ROMA, 2 MAR – Un sabato cosi' Roma non lo attendeva da tempo. Tre cortei in un giorno, tra cui quello a rischio dei No Tav, linee di autobus deviate e problemi garantiti per i cittadini sul fronte del traffico e della viabilita'. Tanto che il sindaco Gianni Alemanno si prepara a fare il bilancio di quella che considera una 'deregulation' dei cortei nella capitale e che imputa al Tar del Lazio, responsabile di aver bocciato una sua ordinanza restrittiva dei mesi scorsi. Si comincera' alle 9 con la manifestazione dei sindacati dei lavoratori edili, da piazza Bocca della Verita' a via di San Gregorio, vicino all'Arco di Costantino, nel centro storico.

Alla 14 sara' la volta del corteo contro il governo Monti organizzato da La Destra di Francesco Storace, che da piazza Esedra arrivera' alla Bocca della Verita', sempre in pieno centro della capitale. Saranno deviate o limitate 41 linee di autobus.

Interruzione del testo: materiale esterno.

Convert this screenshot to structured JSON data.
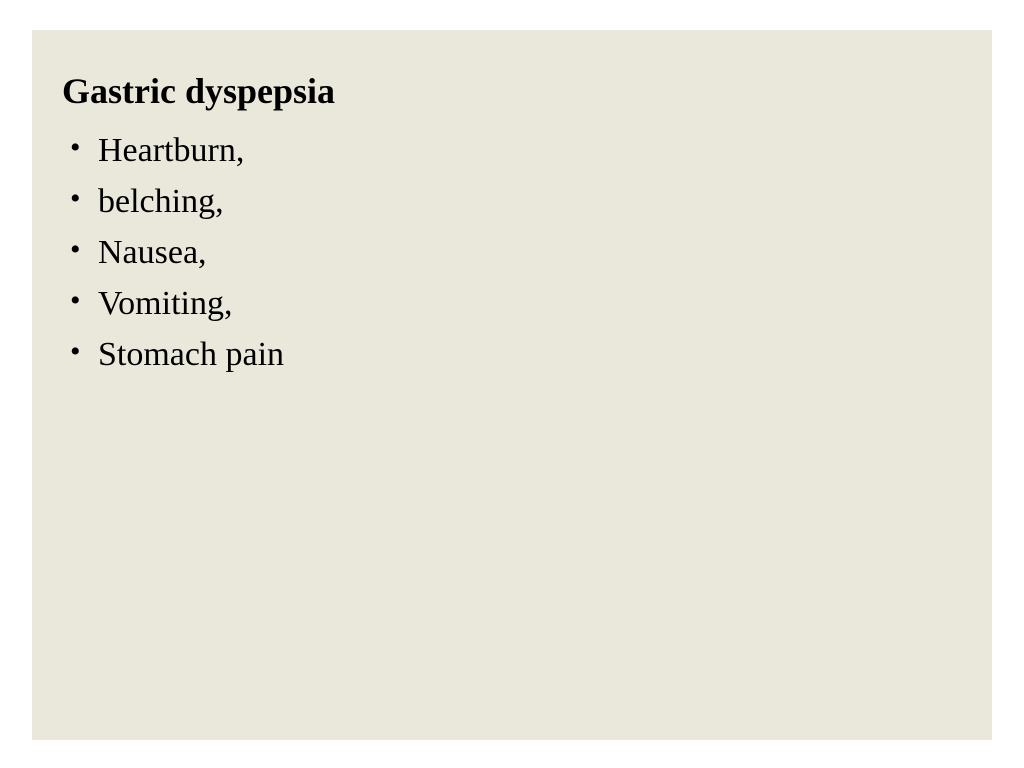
{
  "slide": {
    "title": "Gastric dyspepsia",
    "bullets": [
      "Heartburn,",
      "belching,",
      "Nausea,",
      "Vomiting,",
      "Stomach pain"
    ],
    "background_color": "#eae7db",
    "page_background": "#ffffff",
    "text_color": "#000000",
    "title_fontsize": 36,
    "title_fontweight": "bold",
    "bullet_fontsize": 34,
    "font_family": "Times New Roman"
  }
}
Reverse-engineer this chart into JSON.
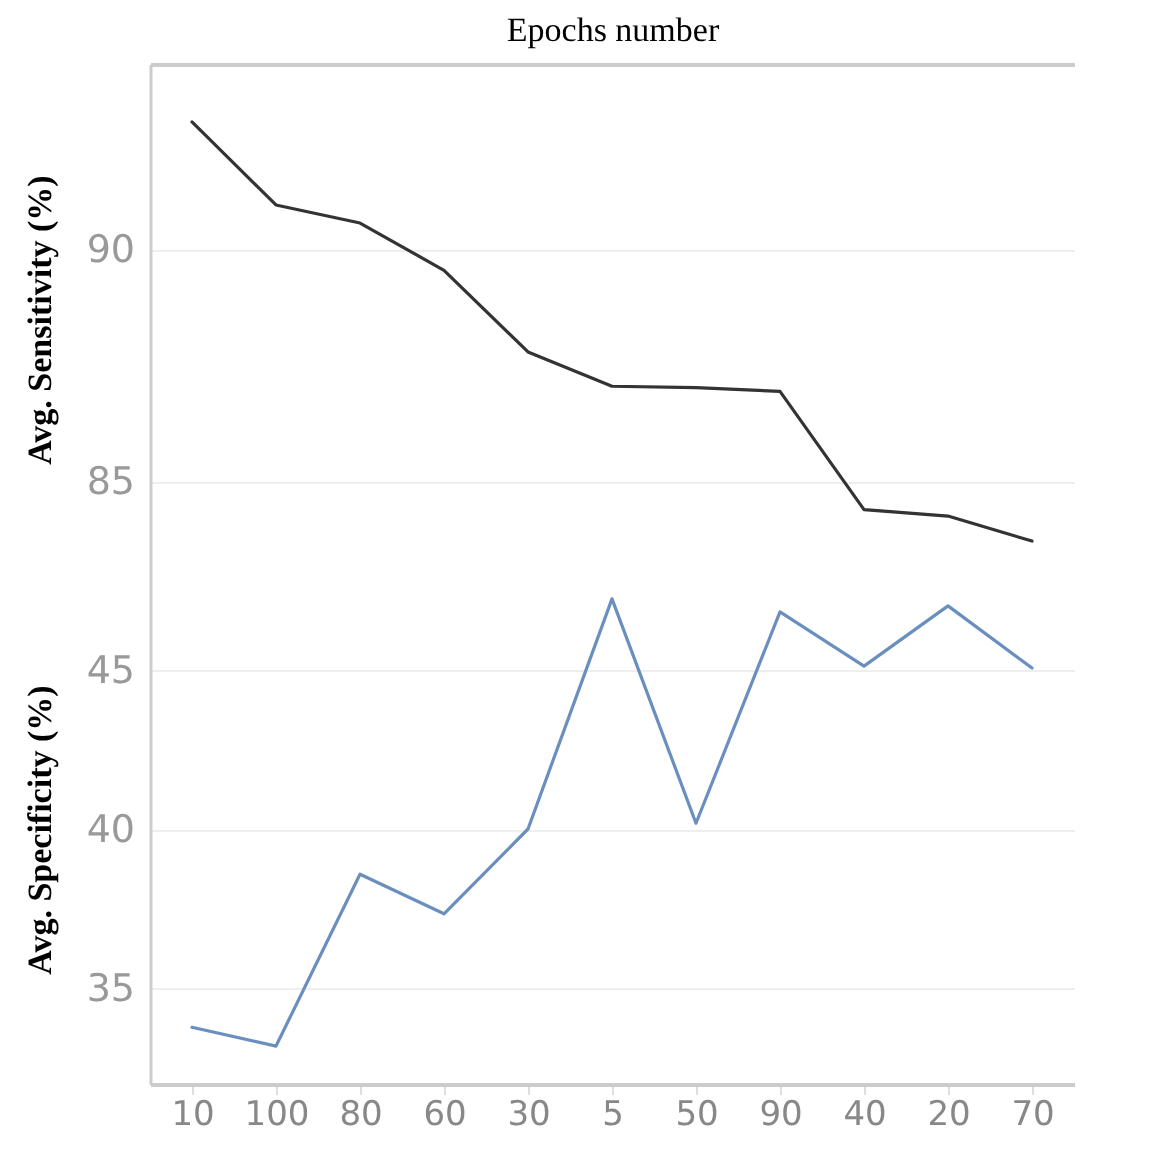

Fin da questa notte, piazza della Bocca della Verita' sara' transennata e dalle 12 di domani scattera' il divieto di sosta in piazza della Repubblica, in via dei Cerchi (nel tratto compreso tra via di San Teodoro e via dell'Ara Massima di Ercole) e piazza Bocca della Verita'. Qui ci sara' il comizio finale del leader Francesco Storace. Non quello di donna Assunta Almirante, annunciato in serata dal suo ufficio stampa, e dopo poco annullato. Un annuncio che era stato a stretto giro bollato da Storace come ''una balla di pessimo gusto''.

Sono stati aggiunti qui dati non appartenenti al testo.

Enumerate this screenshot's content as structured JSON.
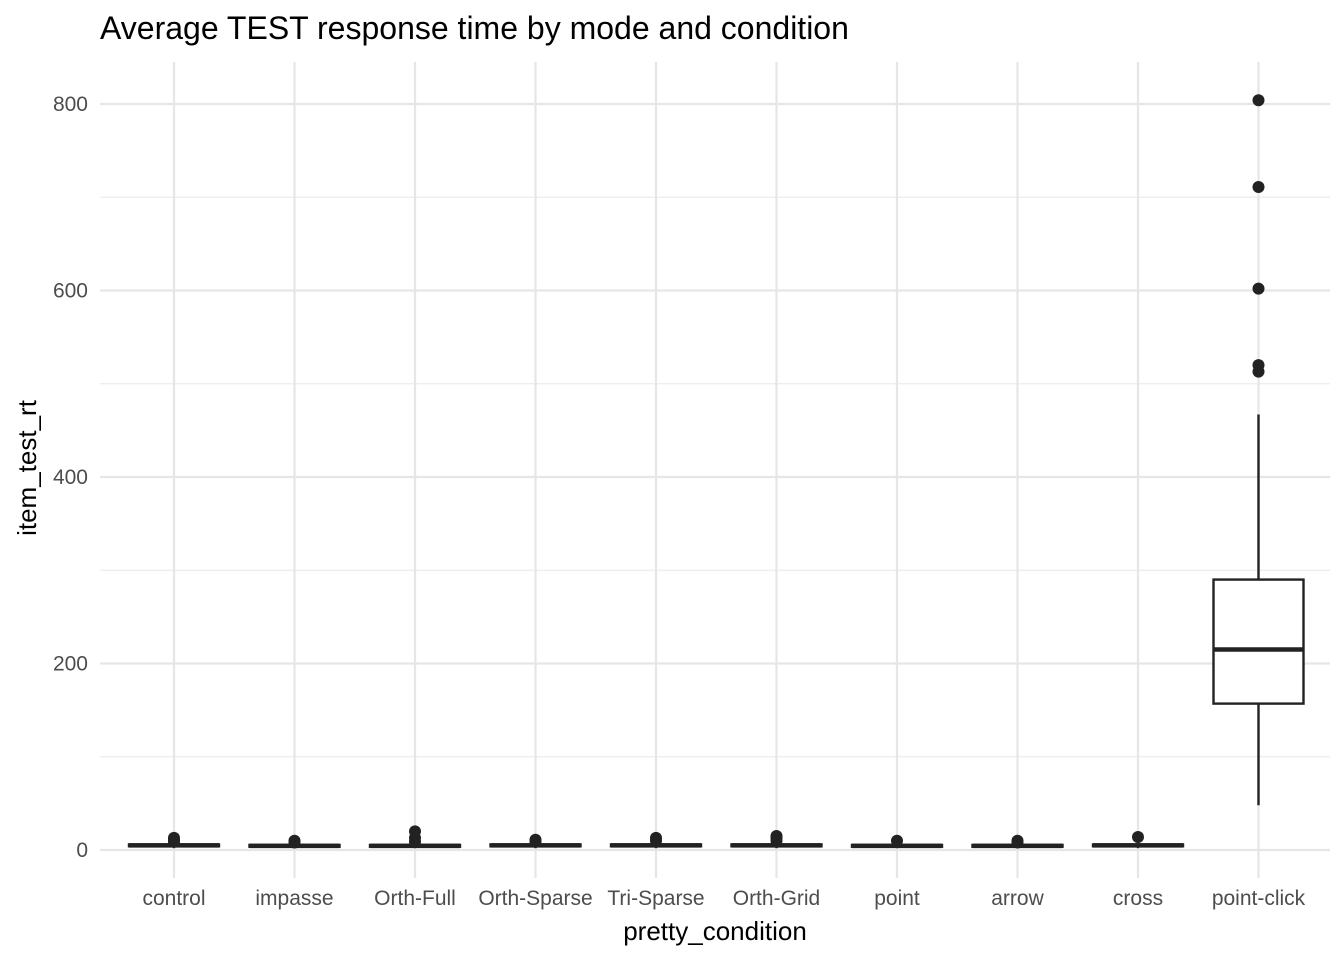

Il terzo corteo, quello potenzialmente piu' caldo, in solidarieta' con il movimento No Tav contro la linea ad Alta velocita' Torino-Lione, partira' invece alle 15 da Piazzale Tiburtino, ai margini del centro, e raggiungera' Largo Preneste alla periferia est. Almeno un migliaio i partecipanti previsti. Le strade interessate saranno via Tiburtina, via dei Reti, via dello Scalo di San Lorenzo, piazza di Porta Maggiore, via Casilina, via Gallarate, via Casilina, piazza del Pigneto, via l'Aquila, piazzale Prenestino e via Prenestina. In questo caso saranno 22 le linee di bus deviate. Si temono tensioni dopo le proteste e le violenze degli ultimi giorni non solo in Piemonte, ma anche in altre regioni.

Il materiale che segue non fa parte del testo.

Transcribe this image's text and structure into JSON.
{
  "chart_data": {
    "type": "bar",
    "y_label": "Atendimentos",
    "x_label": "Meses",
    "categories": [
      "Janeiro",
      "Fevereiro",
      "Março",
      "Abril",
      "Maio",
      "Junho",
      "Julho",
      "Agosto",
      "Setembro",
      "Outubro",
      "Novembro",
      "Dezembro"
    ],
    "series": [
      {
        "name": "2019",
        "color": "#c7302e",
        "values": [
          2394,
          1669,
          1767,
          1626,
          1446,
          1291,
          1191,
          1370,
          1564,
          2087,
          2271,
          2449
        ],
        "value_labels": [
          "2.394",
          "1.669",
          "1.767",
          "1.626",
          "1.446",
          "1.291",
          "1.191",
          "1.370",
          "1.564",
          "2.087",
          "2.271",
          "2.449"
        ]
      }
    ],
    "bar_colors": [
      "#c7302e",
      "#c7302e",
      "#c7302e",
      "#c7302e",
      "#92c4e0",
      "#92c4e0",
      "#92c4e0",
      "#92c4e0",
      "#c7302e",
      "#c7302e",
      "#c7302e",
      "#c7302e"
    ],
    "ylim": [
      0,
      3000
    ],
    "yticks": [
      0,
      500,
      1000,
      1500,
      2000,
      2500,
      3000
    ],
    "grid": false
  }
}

Una concentrazione di proteste che ha spinto Alemanno a tornare a chiedere al governo una regolamentazione dei cortei. ''Domani a Roma sono previste quattro manifestazioni con tre cortei – dice il sindaco -. Questo e' il risultato della sentenza del Tar che ha annullato la nostra ordinanza per regolamentare le manifestazioni di piazza, un'ordinanza che ha garantito almeno quattro mesi di tregua per il traffico della nostra citta'''. ''Ancora una volta si ripropone la necessita' che il Governo e le autorita' dello Stato pongano una seria regolamentazione per conciliare diritto a manifestare con diritto a circolare dei romani – prosegue Alemanno -. Faremo domani sera un bilancio di quanto Roma puo' soffrire del ritorno a una totale deregolamentazione del diritto a manifestare''.

Immediata, in serata, la replica di Francesco Storace, segretario nazionale de La Destra. "Il sindaco di Roma avrebbe dovuto salutare con simpatia i tantissimi militanti de La Destra che domani saranno nella Capitale. Ma invece preferisce bofonchiare contro il diritto a dire no al governo Monti".